What recurring shoulder impingement is signaling is not primarily that the shoulder is degenerating and needs to be managed around. It's that something in the mechanical picture hasn't been adequately identified or addressed. The cortisone injection works for six weeks because it reduces inflammation enough to take the pain out of the equation — and then the mechanics that were producing the impingement resume, and the tissue re-irritates, and you're back. The cycle ends when the mechanism driving the impingement is found and corrected, not when the symptoms are suppressed again.
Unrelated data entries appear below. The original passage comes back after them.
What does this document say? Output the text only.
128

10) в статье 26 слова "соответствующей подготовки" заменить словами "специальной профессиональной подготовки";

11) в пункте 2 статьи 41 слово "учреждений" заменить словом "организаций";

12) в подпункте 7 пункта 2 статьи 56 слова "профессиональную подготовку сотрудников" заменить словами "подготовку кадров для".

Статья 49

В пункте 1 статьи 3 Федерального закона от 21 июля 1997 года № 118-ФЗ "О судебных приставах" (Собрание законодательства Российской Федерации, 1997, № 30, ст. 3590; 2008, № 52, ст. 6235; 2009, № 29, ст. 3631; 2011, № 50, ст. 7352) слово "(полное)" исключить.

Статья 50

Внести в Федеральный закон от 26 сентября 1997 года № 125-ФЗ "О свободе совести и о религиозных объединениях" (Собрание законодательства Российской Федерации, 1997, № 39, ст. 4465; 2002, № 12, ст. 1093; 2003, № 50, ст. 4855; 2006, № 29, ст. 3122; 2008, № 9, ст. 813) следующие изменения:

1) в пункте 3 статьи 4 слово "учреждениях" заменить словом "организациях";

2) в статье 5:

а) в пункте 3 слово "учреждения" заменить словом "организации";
Impingement that keeps coming back is a diagnostic adequacy problem before it's a treatment problem. The question worth asking your provider isn't "what else can we try for the impingement." It's "do we know yet what's actually causing it."

Frequently asked

Why does my shoulder impingement keep coming back?+
Usually because the mechanical driver hasn't been identified. Scapular dyskinesis and thoracic mobility limits narrow the subacromial space during overhead movement, so injecting and resting the local tissue lets it re-impinge once you load the shoulder again. The cycle ends when the underlying mechanics are corrected, not when symptoms are suppressed.
What does physical therapy need to address for impingement?+
Rotator cuff strengthening alone is often incomplete. Effective PT also addresses scapular mechanics — specific serratus anterior and lower trapezius activation, scapular upward rotation, and movement retraining — plus thoracic extension. If your PT didn't meaningfully improve scapular mechanics, the most important work may not have been done.
Can peptides heal shoulder impingement?+
BPC-157 and TB-500 have preliminary, mostly preclinical research in tendon healing and cell migration, and GH-axis peptides have a general collagen-synthesis rationale. These are adjuncts for someone already doing the structural rehab work and looking to support healing biology, discussed with a prescribing provider — not a bypass for the mechanical work.